I figured out what made most of the casted shadows look wrong. It's again the problem of 1/Z -> Z conversion, and really limited precision of 32/24 bit floating point numbers. But that doesn't mean it's resolved now I'm afraid.
Quick summary: PVR2 expects 3D data to be registered as [X; Y; 1/Z], or [X; Y; 1/W]. X and Y are already in screen space, so those actually hold pixel position value. 1/Z is used for two things: Z-buffering and perspective-correct texture mapping.
What is W exactly anyway? Well, all 3D transformations can be undone one way or the other. That's beacuse the end result is always a homogeneous space. To simplify things consider it always being a subset of space that can be fitted into a cube. For example, to keep visibility clipping fast the hardware assumes it needs to fit into [-1; 1] data range. So your task is to write the matrices in such a way that in the end everything you want on the screen will fit into [-1; -1; -1] / [1; 1; 1] cube. That's the price for having the hardware do it for you so the CPU can spend more time on AI or whatever.
But there's a catch, as always. Namely perspective transformation is one-way and once applied it cannot be reversed to produce exactly the same input data. That's because the last step is a division that looks like this: K / (K + N). Having only a number as the end result you can't tell what original K & N were. However, since the division is the very last thing to do, there is a workaround
Keep 3D data as 4D vectors, that is [X; Y; Z] becomes [X; Y; Z; W] where W is always 1. Always, except the perspective transformation, after which W becomes something else and the last division is actually [X/W; Y/W; Z/W]. Since we keep W we can always reverse it if needed. What's more, you need only to invert W once into 1/W - one easy case division and then 3 multiplies is faster than 3 full-blown divisions. Not by much perhaps, but still, every cycle counts if you want a high fill rate.
Since PVR2 has no hardware transform engine of any kind (all it does is rasterization) it will happily accept the bare minimum - that is X, Y (already after the division!) and 1/W. In most cases you can freely substitute 1/Z for 1/W as both will produce required Z diversity for Z-buffering and the correction factor for texturing. In other words, if you are emulating PVR2 you know not if what you get is 1/W or 1/Z, and you still need to recreate all four vector elements for the PC graphics card to work with.

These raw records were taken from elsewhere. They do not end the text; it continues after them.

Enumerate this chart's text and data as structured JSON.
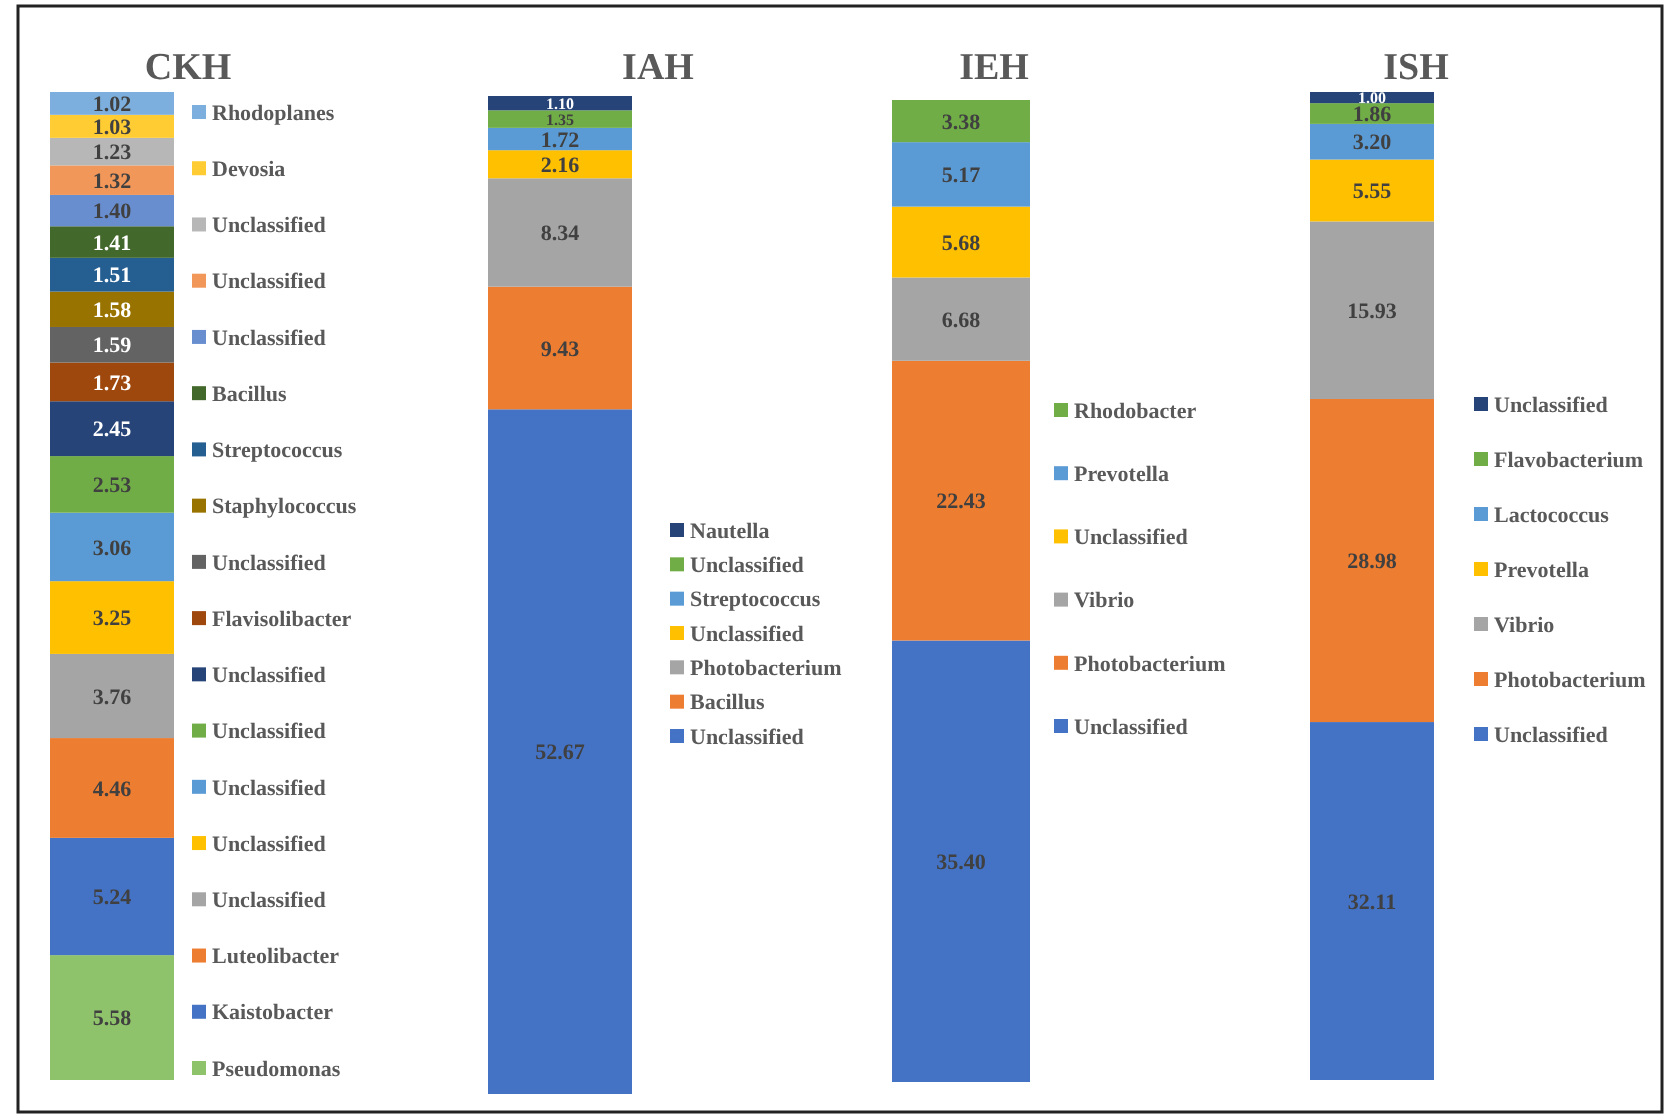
{
  "chart_data": [
    {
      "type": "bar",
      "stacked": true,
      "title": "CKH",
      "categories": [
        null
      ],
      "legend": "right",
      "series": [
        {
          "name": "Pseudomonas",
          "color": "#8fc36b",
          "values": [
            5.58
          ],
          "value_labels": [
            "5.58"
          ]
        },
        {
          "name": "Kaistobacter",
          "color": "#4472c4",
          "values": [
            5.24
          ],
          "value_labels": [
            "5.24"
          ]
        },
        {
          "name": "Luteolibacter",
          "color": "#ed7d31",
          "values": [
            4.46
          ],
          "value_labels": [
            "4.46"
          ]
        },
        {
          "name": "Unclassified",
          "color": "#a5a5a5",
          "values": [
            3.76
          ],
          "value_labels": [
            "3.76"
          ]
        },
        {
          "name": "Unclassified",
          "color": "#ffc000",
          "values": [
            3.25
          ],
          "value_labels": [
            "3.25"
          ]
        },
        {
          "name": "Unclassified",
          "color": "#5b9bd5",
          "values": [
            3.06
          ],
          "value_labels": [
            "3.06"
          ]
        },
        {
          "name": "Unclassified",
          "color": "#70ad47",
          "values": [
            2.53
          ],
          "value_labels": [
            "2.53"
          ]
        },
        {
          "name": "Unclassified",
          "color": "#264478",
          "values": [
            2.45
          ],
          "value_labels": [
            "2.45"
          ]
        },
        {
          "name": "Flavisolibacter",
          "color": "#9e480e",
          "values": [
            1.73
          ],
          "value_labels": [
            "1.73"
          ]
        },
        {
          "name": "Unclassified",
          "color": "#636363",
          "values": [
            1.59
          ],
          "value_labels": [
            "1.59"
          ]
        },
        {
          "name": "Staphylococcus",
          "color": "#997300",
          "values": [
            1.58
          ],
          "value_labels": [
            "1.58"
          ]
        },
        {
          "name": "Streptococcus",
          "color": "#255e91",
          "values": [
            1.51
          ],
          "value_labels": [
            "1.51"
          ]
        },
        {
          "name": "Bacillus",
          "color": "#43682b",
          "values": [
            1.41
          ],
          "value_labels": [
            "1.41"
          ]
        },
        {
          "name": "Unclassified",
          "color": "#698ed0",
          "values": [
            1.4
          ],
          "value_labels": [
            "1.40"
          ]
        },
        {
          "name": "Unclassified",
          "color": "#f1975a",
          "values": [
            1.32
          ],
          "value_labels": [
            "1.32"
          ]
        },
        {
          "name": "Unclassified",
          "color": "#b7b7b7",
          "values": [
            1.23
          ],
          "value_labels": [
            "1.23"
          ]
        },
        {
          "name": "Devosia",
          "color": "#ffcd33",
          "values": [
            1.03
          ],
          "value_labels": [
            "1.03"
          ]
        },
        {
          "name": "Rhodoplanes",
          "color": "#7cafdd",
          "values": [
            1.02
          ],
          "value_labels": [
            "1.02"
          ]
        }
      ]
    },
    {
      "type": "bar",
      "stacked": true,
      "title": "IAH",
      "categories": [
        null
      ],
      "legend": "right",
      "series": [
        {
          "name": "Unclassified",
          "color": "#4472c4",
          "values": [
            52.67
          ],
          "value_labels": [
            "52.67"
          ]
        },
        {
          "name": "Bacillus",
          "color": "#ed7d31",
          "values": [
            9.43
          ],
          "value_labels": [
            "9.43"
          ]
        },
        {
          "name": "Photobacterium",
          "color": "#a5a5a5",
          "values": [
            8.34
          ],
          "value_labels": [
            "8.34"
          ]
        },
        {
          "name": "Unclassified",
          "color": "#ffc000",
          "values": [
            2.16
          ],
          "value_labels": [
            "2.16"
          ]
        },
        {
          "name": "Streptococcus",
          "color": "#5b9bd5",
          "values": [
            1.72
          ],
          "value_labels": [
            "1.72"
          ]
        },
        {
          "name": "Unclassified",
          "color": "#70ad47",
          "values": [
            1.35
          ],
          "value_labels": [
            "1.35"
          ]
        },
        {
          "name": "Nautella",
          "color": "#264478",
          "values": [
            1.1
          ],
          "value_labels": [
            "1.10"
          ]
        }
      ]
    },
    {
      "type": "bar",
      "stacked": true,
      "title": "IEH",
      "categories": [
        null
      ],
      "legend": "right",
      "series": [
        {
          "name": "Unclassified",
          "color": "#4472c4",
          "values": [
            35.4
          ],
          "value_labels": [
            "35.40"
          ]
        },
        {
          "name": "Photobacterium",
          "color": "#ed7d31",
          "values": [
            22.43
          ],
          "value_labels": [
            "22.43"
          ]
        },
        {
          "name": "Vibrio",
          "color": "#a5a5a5",
          "values": [
            6.68
          ],
          "value_labels": [
            "6.68"
          ]
        },
        {
          "name": "Unclassified",
          "color": "#ffc000",
          "values": [
            5.68
          ],
          "value_labels": [
            "5.68"
          ]
        },
        {
          "name": "Prevotella",
          "color": "#5b9bd5",
          "values": [
            5.17
          ],
          "value_labels": [
            "5.17"
          ]
        },
        {
          "name": "Rhodobacter",
          "color": "#70ad47",
          "values": [
            3.38
          ],
          "value_labels": [
            "3.38"
          ]
        }
      ]
    },
    {
      "type": "bar",
      "stacked": true,
      "title": "ISH",
      "categories": [
        null
      ],
      "legend": "right",
      "series": [
        {
          "name": "Unclassified",
          "color": "#4472c4",
          "values": [
            32.11
          ],
          "value_labels": [
            "32.11"
          ]
        },
        {
          "name": "Photobacterium",
          "color": "#ed7d31",
          "values": [
            28.98
          ],
          "value_labels": [
            "28.98"
          ]
        },
        {
          "name": "Vibrio",
          "color": "#a5a5a5",
          "values": [
            15.93
          ],
          "value_labels": [
            "15.93"
          ]
        },
        {
          "name": "Prevotella",
          "color": "#ffc000",
          "values": [
            5.55
          ],
          "value_labels": [
            "5.55"
          ]
        },
        {
          "name": "Lactococcus",
          "color": "#5b9bd5",
          "values": [
            3.2
          ],
          "value_labels": [
            "3.20"
          ]
        },
        {
          "name": "Flavobacterium",
          "color": "#70ad47",
          "values": [
            1.86
          ],
          "value_labels": [
            "1.86"
          ]
        },
        {
          "name": "Unclassified",
          "color": "#264478",
          "values": [
            1.0
          ],
          "value_labels": [
            "1.00"
          ]
        }
      ]
    }
  ]
}
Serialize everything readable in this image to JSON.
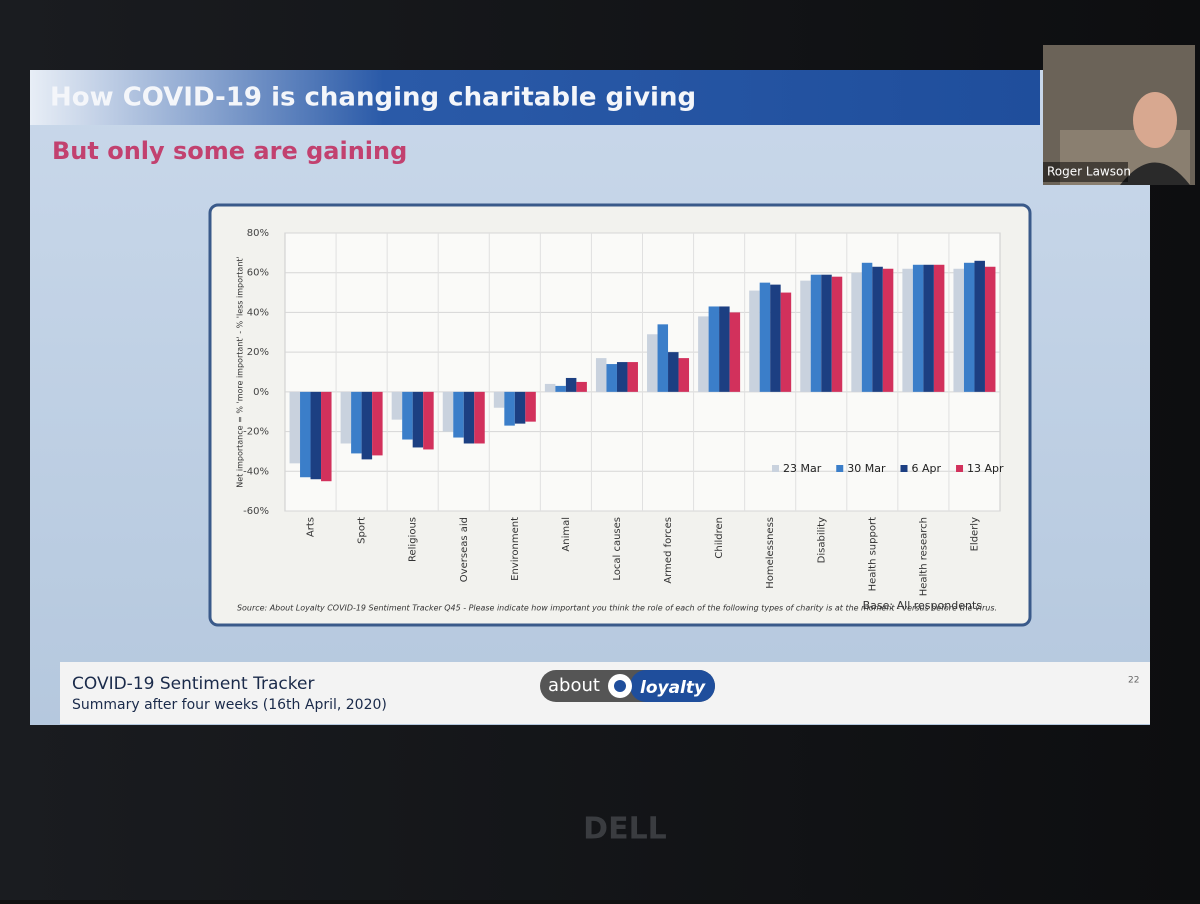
{
  "slide": {
    "title": "How COVID-19 is changing charitable giving",
    "subtitle": "But only some are gaining",
    "footer_title": "COVID-19 Sentiment Tracker",
    "footer_subtitle": "Summary after four weeks (16th April, 2020)",
    "logo_left": "about",
    "logo_right": "loyalty",
    "page_number": "22"
  },
  "video": {
    "participant": "Roger Lawson"
  },
  "monitor": {
    "brand": "DELL"
  },
  "chart_data": {
    "type": "bar",
    "y_label": "Net importance = % 'more important' - % 'less important'",
    "source": "Source: About Loyalty COVID-19 Sentiment Tracker Q45 - Please indicate how important you think the role of each of the following types of charity is at the moment - versus before the virus.",
    "base": "Base: All respondents",
    "categories": [
      "Arts",
      "Sport",
      "Religious",
      "Overseas aid",
      "Environment",
      "Animal",
      "Local causes",
      "Armed forces",
      "Children",
      "Homelessness",
      "Disability",
      "Health support",
      "Health research",
      "Elderly"
    ],
    "series": [
      {
        "name": "23 Mar",
        "color": "#c9d2de",
        "values": [
          -36,
          -26,
          -14,
          -20,
          -8,
          4,
          17,
          29,
          38,
          51,
          56,
          60,
          62,
          62
        ]
      },
      {
        "name": "30 Mar",
        "color": "#3b7ec9",
        "values": [
          -43,
          -31,
          -24,
          -23,
          -17,
          3,
          14,
          34,
          43,
          55,
          59,
          65,
          64,
          65
        ]
      },
      {
        "name": "6 Apr",
        "color": "#1c3f82",
        "values": [
          -44,
          -34,
          -28,
          -26,
          -16,
          7,
          15,
          20,
          43,
          54,
          59,
          63,
          64,
          66
        ]
      },
      {
        "name": "13 Apr",
        "color": "#d2315c",
        "values": [
          -45,
          -32,
          -29,
          -26,
          -15,
          5,
          15,
          17,
          40,
          50,
          58,
          62,
          64,
          63
        ]
      }
    ],
    "ylim": [
      -60,
      80
    ],
    "yticks": [
      {
        "value": -60,
        "label": "-60%"
      },
      {
        "value": -40,
        "label": "-40%"
      },
      {
        "value": -20,
        "label": "-20%"
      },
      {
        "value": 0,
        "label": "0%"
      },
      {
        "value": 20,
        "label": "20%"
      },
      {
        "value": 40,
        "label": "40%"
      },
      {
        "value": 60,
        "label": "60%"
      },
      {
        "value": 80,
        "label": "80%"
      }
    ],
    "grid": true,
    "legend": "lower right"
  }
}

And it's not only that... the 1/Z isn't actually 1/Z, it's just referenced to as such so you don't have to write 200 / (Z + 200) every time. And this is more likely what it is. Except of course 200 can be any number and you don't know it anyway
Not difficult enough yet? Then how about when you start messing with Z too much you suddenly realize you're loosing precision bits. Fast. If you do (N * N) / N, or (N / N) * N, you will most likely not get exactly N in return. Worse even, if N is very big or very small the end result might be quite different from what you'd expect.
Ah, but that is still not all there is to it. Some games out there are not too shy of registering Z values as low as 0.00001 and as big as 10000 at the same time. Now try to compress that into required [0; 1] range and you'll realize there are simply not enough precision bits in modern 24-bit Z-buffer implementations. 24 because it's 32 minus 8 bits for stencil buffer (and stencil buffer is no longer optional, there is simply no support for plain 32-bit Z-buffering).
Wait, have I forgot to mention that some titles go as far as throwing infinities and even NANs into 1/Z? Have fun with these.
So... shadows look much better (some issues still remain). Train wheels in Evolution 2 intro should not be visible through the floor. But that broke Dead or Alive 2 intro in few places (eyeballs sticking out of skulls, anyone?). That too can be fixed, more or less, but it will break Soul Calibur character selection screen. Getting this to work will in turn cause menus and other stuff in Soul Reaver become invisible. And so on...
I see no other way now but to break some games on purpose (keeping the glitches to minimum) in order to make others work at all. The alternative would be to try and create several profiles for different games and use those. I'll have to think about it some more.